The other thing I noticed was that various nested calculations are performed more than once.  I suppose that goes for the recursive formula for the count of combinations as well

COMBIN(n,k) 
= COMBIN(n-1,k-1) + COMBIN(n-1,k)
= COMBIN(n-2,k-2) + COMBIN(n-2,k-1) 
                  + COMBIN(n-2,k-1) + COMBIN(n-2,k)
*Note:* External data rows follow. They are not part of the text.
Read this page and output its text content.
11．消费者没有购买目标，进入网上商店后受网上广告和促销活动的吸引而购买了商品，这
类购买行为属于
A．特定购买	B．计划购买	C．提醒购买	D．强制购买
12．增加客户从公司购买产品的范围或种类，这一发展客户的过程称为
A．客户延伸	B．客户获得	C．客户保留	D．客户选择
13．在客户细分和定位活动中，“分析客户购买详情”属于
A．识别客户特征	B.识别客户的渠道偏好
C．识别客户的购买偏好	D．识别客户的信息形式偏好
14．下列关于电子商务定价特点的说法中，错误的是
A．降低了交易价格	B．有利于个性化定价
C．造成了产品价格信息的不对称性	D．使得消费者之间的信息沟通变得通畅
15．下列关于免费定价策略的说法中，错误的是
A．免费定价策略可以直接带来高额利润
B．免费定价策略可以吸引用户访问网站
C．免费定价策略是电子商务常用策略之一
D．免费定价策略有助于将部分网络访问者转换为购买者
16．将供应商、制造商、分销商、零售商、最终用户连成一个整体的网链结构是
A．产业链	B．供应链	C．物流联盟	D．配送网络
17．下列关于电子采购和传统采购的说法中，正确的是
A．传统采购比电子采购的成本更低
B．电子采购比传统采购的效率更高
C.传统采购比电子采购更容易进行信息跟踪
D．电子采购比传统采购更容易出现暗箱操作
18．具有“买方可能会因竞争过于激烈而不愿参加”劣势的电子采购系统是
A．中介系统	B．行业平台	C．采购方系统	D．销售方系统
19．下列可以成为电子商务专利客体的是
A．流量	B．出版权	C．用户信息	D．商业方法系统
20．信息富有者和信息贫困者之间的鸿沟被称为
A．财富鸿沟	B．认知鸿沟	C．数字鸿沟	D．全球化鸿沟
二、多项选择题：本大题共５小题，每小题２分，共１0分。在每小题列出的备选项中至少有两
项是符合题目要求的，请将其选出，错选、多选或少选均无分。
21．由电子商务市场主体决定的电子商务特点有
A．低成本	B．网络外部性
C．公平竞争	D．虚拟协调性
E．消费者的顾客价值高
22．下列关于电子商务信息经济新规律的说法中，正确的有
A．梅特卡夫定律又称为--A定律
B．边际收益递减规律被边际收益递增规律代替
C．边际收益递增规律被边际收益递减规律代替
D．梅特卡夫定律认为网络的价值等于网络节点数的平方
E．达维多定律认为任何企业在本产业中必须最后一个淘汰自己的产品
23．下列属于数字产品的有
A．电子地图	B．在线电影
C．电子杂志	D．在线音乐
Something else that had me puzzled for a moment was the type conversion

@TAKE(arr, -1)

used to pad the expanded array.

 

@Peter Bartholomew 

I finally managed to take a look at your file attachment today and I think the BITXOR approach works well when applied to the problem of finding the minimal subsets for smaller data sets like the one in question. A couple of related thoughts occurred to me while looking through the lambda definitions...

 

1. To generate the list of possible sums one might also try:

=REDUCE(0,seats,LAMBDA(a,n,VSTACK(a,a+n))
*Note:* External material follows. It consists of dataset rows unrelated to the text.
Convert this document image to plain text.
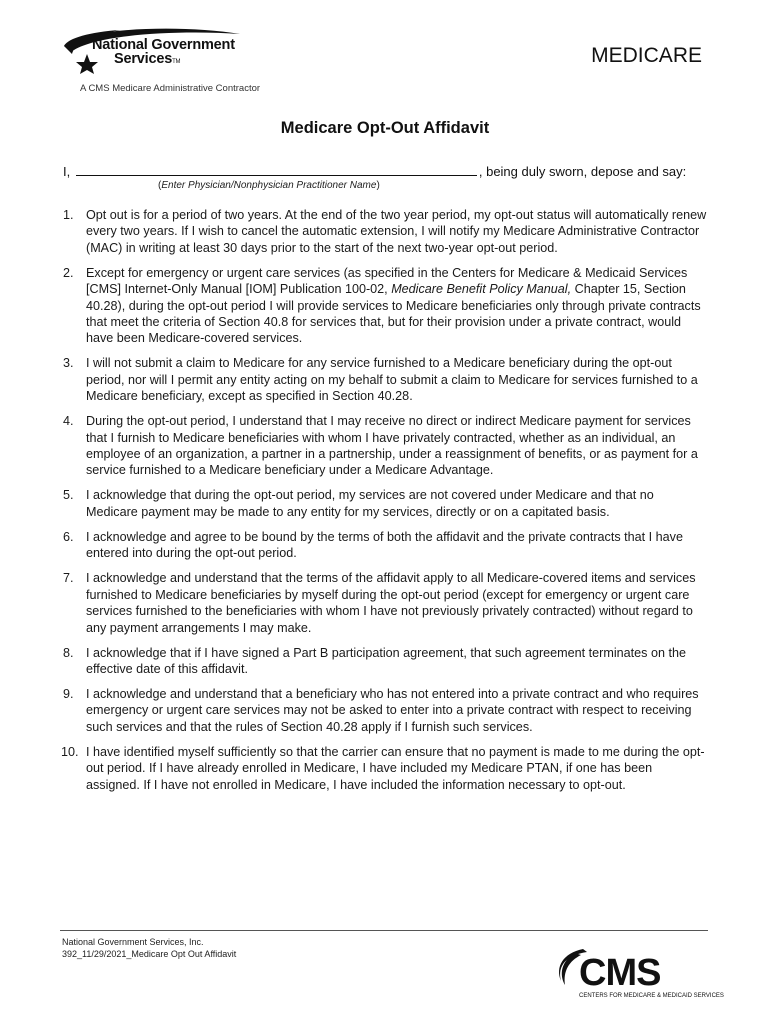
National Government
ServicesTM
A CMS Medicare Administrative Contractor
MEDICARE
Medicare Opt-Out Affidavit
I,	, being duly sworn, depose and say:
(Enter Physician/Nonphysician Practitioner Name)
1. Opt out is for a period of two years. At the end of the two year period, my opt-out status will automatically renew every two years. If I wish to cancel the automatic extension, I will notify my Medicare Administrative Contractor (MAC) in writing at least 30 days prior to the start of the next two-year opt-out period.
2. Except for emergency or urgent care services (as specified in the Centers for Medicare & Medicaid Services [CMS] Internet-Only Manual [IOM] Publication 100-02, Medicare Benefit Policy Manual, Chapter 15, Section 40.28), during the opt-out period I will provide services to Medicare beneficiaries only through private contracts that meet the criteria of Section 40.8 for services that, but for their provision under a private contract, would have been Medicare-covered services.
3. I will not submit a claim to Medicare for any service furnished to a Medicare beneficiary during the opt-out period, nor will I permit any entity acting on my behalf to submit a claim to Medicare for services furnished to a Medicare beneficiary, except as specified in Section 40.28.
4. During the opt-out period, I understand that I may receive no direct or indirect Medicare payment for services that I furnish to Medicare beneficiaries with whom I have privately contracted, whether as an individual, an employee of an organization, a partner in a partnership, under a reassignment of benefits, or as payment for a service furnished to a Medicare beneficiary under a Medicare Advantage.
5. I acknowledge that during the opt-out period, my services are not covered under Medicare and that no Medicare payment may be made to any entity for my services, directly or on a capitated basis.
6. I acknowledge and agree to be bound by the terms of both the affidavit and the private contracts that I have entered into during the opt-out period.
7. I acknowledge and understand that the terms of the affidavit apply to all Medicare-covered items and services furnished to Medicare beneficiaries by myself during the opt-out period (except for emergency or urgent care services furnished to the beneficiaries with whom I have not previously privately contracted) without regard to any payment arrangements I may make.
8. I acknowledge that if I have signed a Part B participation agreement, that such agreement terminates on the effective date of this affidavit.
9. I acknowledge and understand that a beneficiary who has not entered into a private contract and who requires emergency or urgent care services may not be asked to enter into a private contract with respect to receiving such services and that the rules of Section 40.28 apply if I furnish such services.
10. I have identified myself sufficiently so that the carrier can ensure that no payment is made to me during the opt-out period. If I have already enrolled in Medicare, I have included my Medicare PTAN, if one has been assigned. If I have not enrolled in Medicare, I have included the information necessary to opt-out.
National Government Services, Inc.
392_11/29/2021_Medicare Opt Out Affidavit	CMS
CENTERS FOR MEDICARE & MEDICAID SERVICES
which appears very efficient compared to MMULT [0.33s with seats=sequence(20)]. Within the LET definition, this modification returned equivalent results for me:

combinations, SEQUENCE(2^n,,0),
totalSeats, REDUCE(0,seats,LAMBDA(a,n,TOCOL(a+{0,1}*n)))

 

2. For generating the minimal subsets, I also tried recursion with a threshold condition. Binary trees appear pretty powerful and applicable to a wide range of problems - but as you suggest the main issue is trying to keep a clear head!

 

Screenshot 2024-04-21 203910.png

@lori_m 

Thanks for the reply, I will study it.

 

Meanwhile, to place the ball back in your court, I have been working up an alternative approach to the generation of all combinations of m objects from n.  

 

I loved the elegance bisection formula and the way sets were combined.  What troubled me was the duplication that was appearing.  In 'normal' family trees there are 4 second generation ancestors and 8 third generation; in this case the numbers are 3 and 4 respectively with ancestors in common on both branches of the tree.  This implies that  some calculations are performed multiple times.

 

What I tried instead was to SCAN one side of Pascal's triangle and use the thunked results to initialise reduction steps on the other diagonal.   The dimensions of the scanned region are m x (n-m)

image.png

image.png

 

I think I started out converting the function calls to @Craig Hatmaker 's 5g functions but I have yest to reach the end of that process!  I was happy to put the effort into the main program segments but wondered how far to go down the functional decomposition.  I remember Craig's Central Error Reporting for VBA the entire calling tree was documented and would be returnable to assist the developer whilst being suppressed for an end user with no access to the code.